Branding & Exposure

How to Improve Doctor-Patient Relationships

How to Improve Doctor-Patient Relationships

Building a strong doctor-patient relationship takes time, communication, and commitment. Patients seek out doctors who respect them, listen to them carefully, and provide them with quality care. Doctors, on the other hand, have a more complex responsibility towards their patients. Every decision they make must be made with close consideration of the patient’s viewpoint. Improving a patient’s experience and health outcome results from closing the gap between what they want and what they receive.

  1. Listen and empathize with your patients
    Start by encouraging your patient to tell his or her story. Let them, through their own words, share their struggles and triumphs. Don’t review their chart, look through emails, or take calls while they are talking—just listen. Offer them support and comfort through well-timed questions and frequent eye contact. It is also important to identify their concerns and answer any questions they might have. Empathy means understanding your patient’s experiences and emotions while maintaining an objective standpoint.
  2. Educate and reassure your patients 
    Educating your patients involves guiding them to better understand and manage their conditions. Provide them with written materials such as pamphlets or appropriate website links that best explain the issues regarding their health. Reassure them you will do everything you can to provide them with the best possible treatment. It will put them at ease knowing you are committed to them and that you have their best interests at heart. In many cases, family members are also included in patient teaching; they play a vital role in healthcare management.
  3. Plan ahead 
    Shifting gears from patient to patient can be overwhelming. During the first appointment with a patient, coordinate your agendas. Sometimes, a patient may just come in for a routine check-up; other times, they may be seeking a specific diagnosis or treatment for their illness. In any case, they deserve your attention, and you should be prepared to answer any calls, messages, or emails your patient might send you. Moreover, set aside time to personally reach out to patients who may be in need of a little extra attention.
  4. Help your patients take responsibility 
    Many patients are vulnerable when it comes to discussing their conditions. Some have difficulty managing painful symptoms, sustaining their roles at work or at home, and even admitting they are sick. As a doctor, you must recognize such difficulties and take action. Talk to your patients as a life coach and highlight the importance of maintaining a healthy lifestyle. Shift the responsibility to the patient in acknowledging their role in their own recovery.
  5. Be clear and concise 
    When it comes right down to it, communication is a key factor to any healthy relationship. Lack of good communication can be frustrating for both patients and doctors. Most often, patients may feel overwhelmed with the amount of medical information presented to them. “Your test results came back. Your EKG is abnormal,” would probably get you a “Come again?” response. This can cause your patients to misinterpret their diagnosis and seek out help from another medical professional. Avoid such situations by establishing awareness of the problem and addressing it. Instead, try using common terminology and ask them questions to make sure they understand you. As a doctor, you have the responsibility to give advice to your patients, but the final word rests with them.
  6. Document each patient’s journey
    Keeping a private journal can help you keep track of changes and monitor the progress each of your patients has made along the way. It will allow you to reflect upon each patient’s situation (medical history, test results, medications, vital signs, contact information, etc.) and identify the best approach to their treatment plan. Advise your patients to keep journals as well. They can keep a record of significant information, such as appointment dates, medication dosages, progress details, and even particular questions they might have. More importantly, journals are a way for your patients to deal with certain events without stress or fear.

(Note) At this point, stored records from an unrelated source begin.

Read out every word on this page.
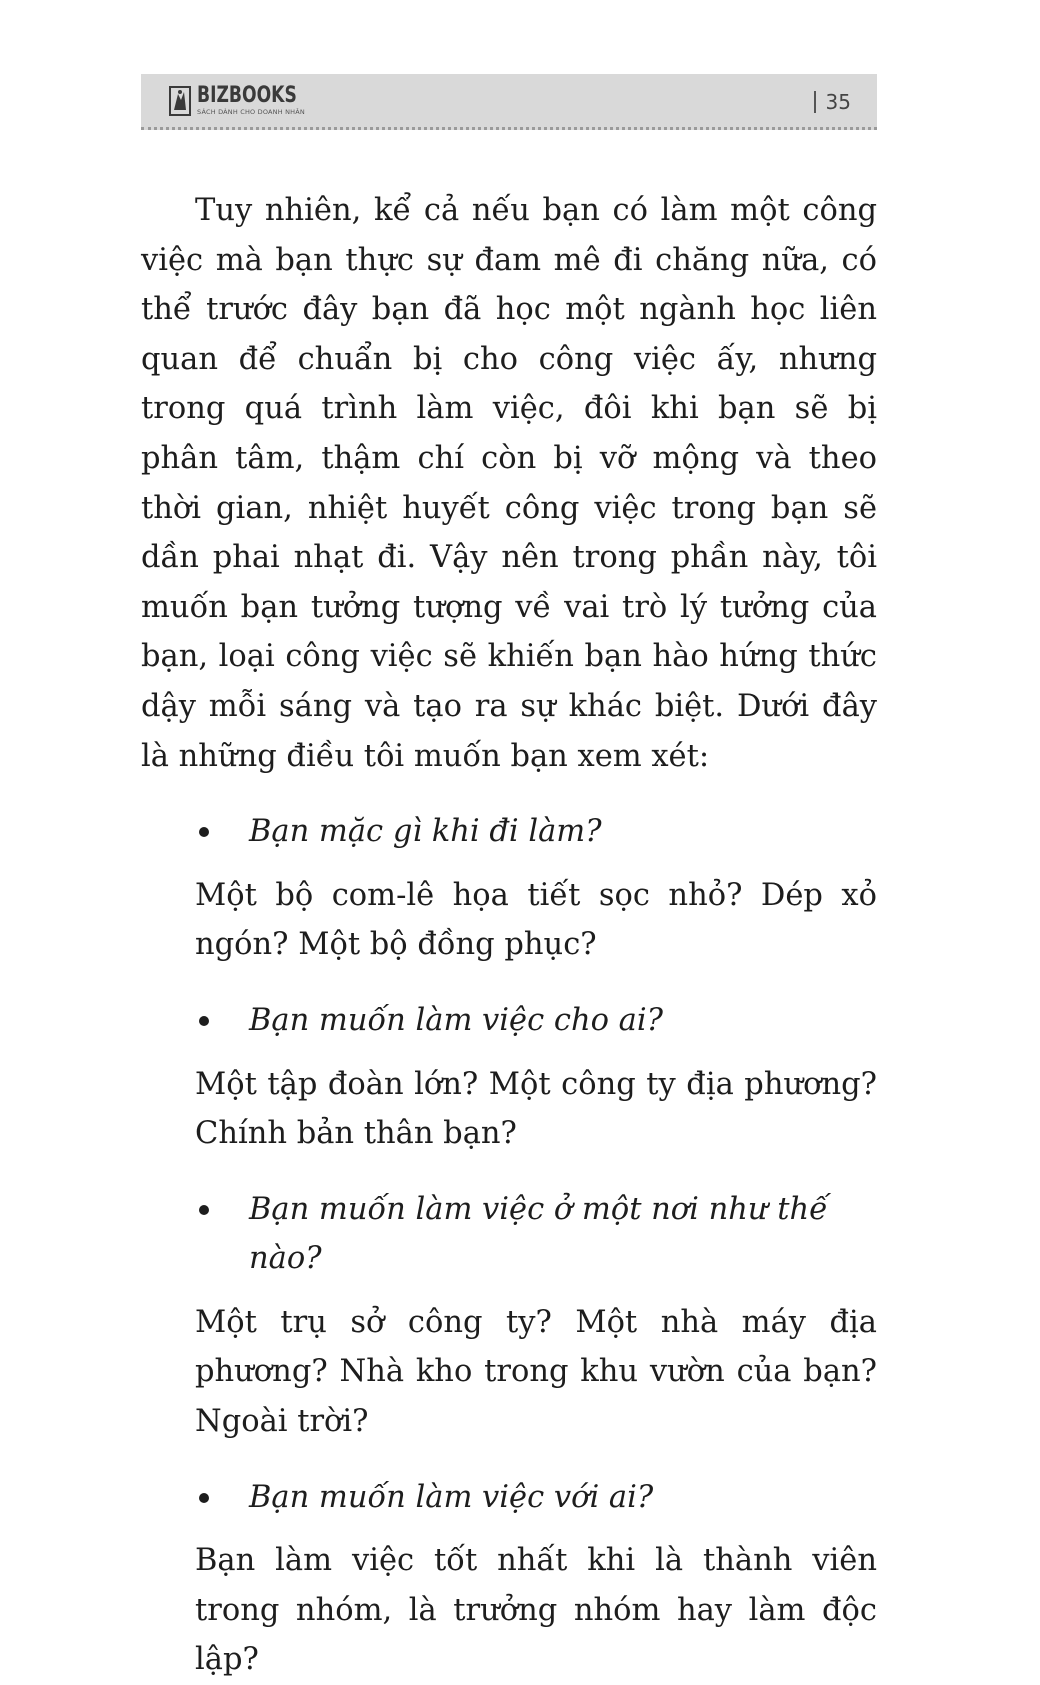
BIZBOOKS
SÁCH DÀNH CHO DOANH NHÂN	35

Tuy nhiên, kể cả nếu bạn có làm một công việc mà bạn thực sự đam mê đi chăng nữa, có thể trước đây bạn đã học một ngành học liên quan để chuẩn bị cho công việc ấy, nhưng trong quá trình làm việc, đôi khi bạn sẽ bị phân tâm, thậm chí còn bị vỡ mộng và theo thời gian, nhiệt huyết công việc trong bạn sẽ dần phai nhạt đi. Vậy nên trong phần này, tôi muốn bạn tưởng tượng về vai trò lý tưởng của bạn, loại công việc sẽ khiến bạn hào hứng thức dậy mỗi sáng và tạo ra sự khác biệt. Dưới đây là những điều tôi muốn bạn xem xét:

Bạn mặc gì khi đi làm?

Một bộ com-lê họa tiết sọc nhỏ? Dép xỏ ngón? Một bộ đồng phục?

Bạn muốn làm việc cho ai?

Một tập đoàn lớn? Một công ty địa phương? Chính bản thân bạn?

Bạn muốn làm việc ở một nơi như thế nào?

Một trụ sở công ty? Một nhà máy địa phương? Nhà kho trong khu vườn của bạn? Ngoài trời?

Bạn muốn làm việc với ai?

Bạn làm việc tốt nhất khi là thành viên trong nhóm, là trưởng nhóm hay làm độc lập?
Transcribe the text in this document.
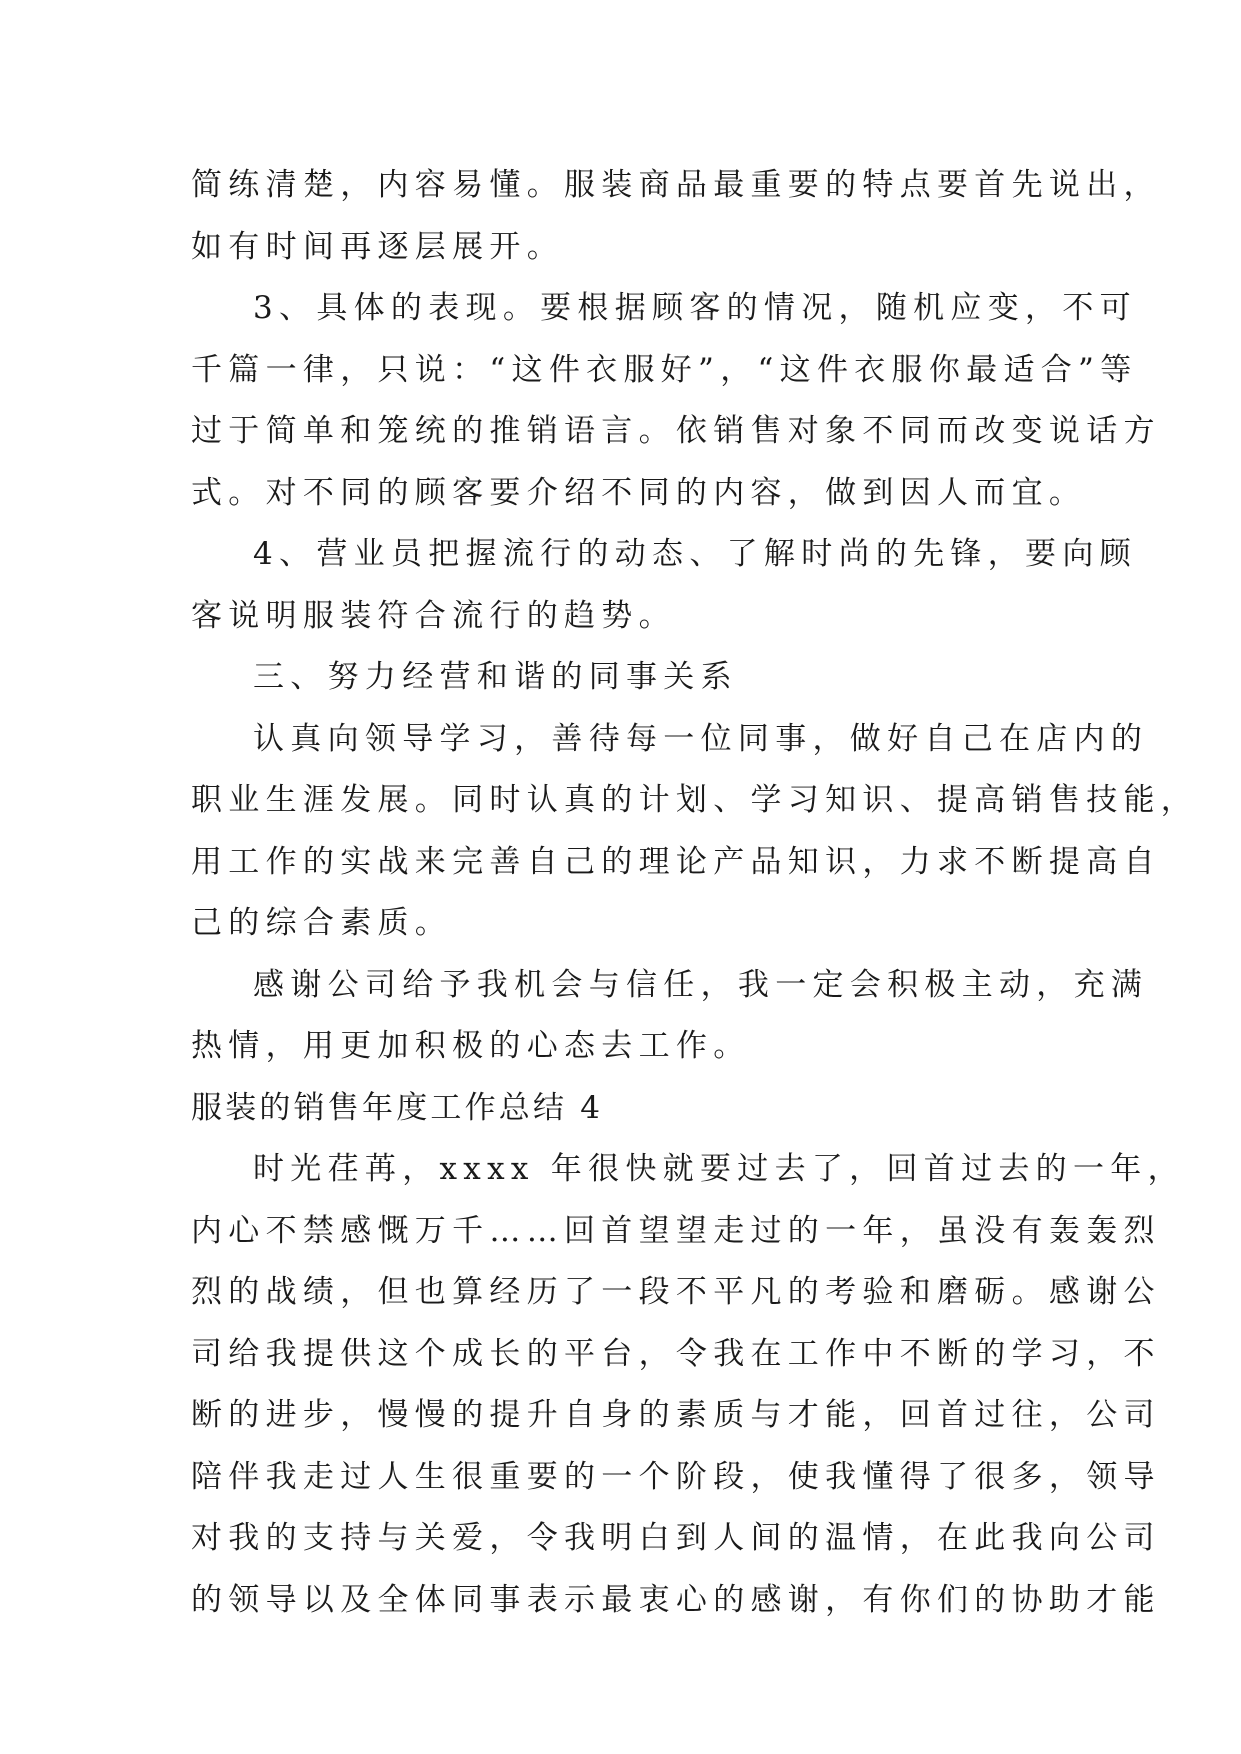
简练清楚，内容易懂。服装商品最重要的特点要首先说出，
如有时间再逐层展开。
3、具体的表现。要根据顾客的情况，随机应变，不可
千篇一律，只说：“这件衣服好”，“这件衣服你最适合”等
过于简单和笼统的推销语言。依销售对象不同而改变说话方
式。对不同的顾客要介绍不同的内容，做到因人而宜。
4、营业员把握流行的动态、了解时尚的先锋，要向顾
客说明服装符合流行的趋势。
三、努力经营和谐的同事关系
认真向领导学习，善待每一位同事，做好自己在店内的
职业生涯发展。同时认真的计划、学习知识、提高销售技能，
用工作的实战来完善自己的理论产品知识，力求不断提高自
己的综合素质。
感谢公司给予我机会与信任，我一定会积极主动，充满
热情，用更加积极的心态去工作。
服装的销售年度工作总结 4
时光荏苒，xxxx 年很快就要过去了，回首过去的一年，
内心不禁感慨万千……回首望望走过的一年，虽没有轰轰烈
烈的战绩，但也算经历了一段不平凡的考验和磨砺。感谢公
司给我提供这个成长的平台，令我在工作中不断的学习，不
断的进步，慢慢的提升自身的素质与才能，回首过往，公司
陪伴我走过人生很重要的一个阶段，使我懂得了很多，领导
对我的支持与关爱，令我明白到人间的温情，在此我向公司
的领导以及全体同事表示最衷心的感谢，有你们的协助才能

The key to improving the doctor-patient relationship is communication. However, communication can also be non-verbal. If your patient is squirming in their seat, biting their nails, or fidgeting with their hands, chances are they feel uncomfortable and nervous. Encourage them to talk to you about their interests or family life to put them at ease during their visit. Building patient loyalty starts with recognizing your patient from their condition. Sit down next to them, listen attentively, and make an effort to see things from their point of view. Use the information you are given about their way of life/personal experiences to help them move along the road to recovery. Remember, all any patient wants is to be heard, understood, and respected.

The doctor-patient relationship has been and remains a central part of healthcare. It is a two-way street that blends together three main elements: communication, trust, and respect. Communication leads to trust and trust leads to respect. Patients provide doctors with a window into their lives and personal experiences, while doctors provide patients with support and high-quality care. A positive relationship with your patient can have a great impact on their health outcome. In order to meet their expectations, re-establish yourself as a medical professional and a mentor every time one of your patients walks through your door.

Key Takeaways

  • Build your 'brand' through patient communication.
  • Show commitment towards treating your patients.
  • Remember to document and acknowledge your patient's journeys.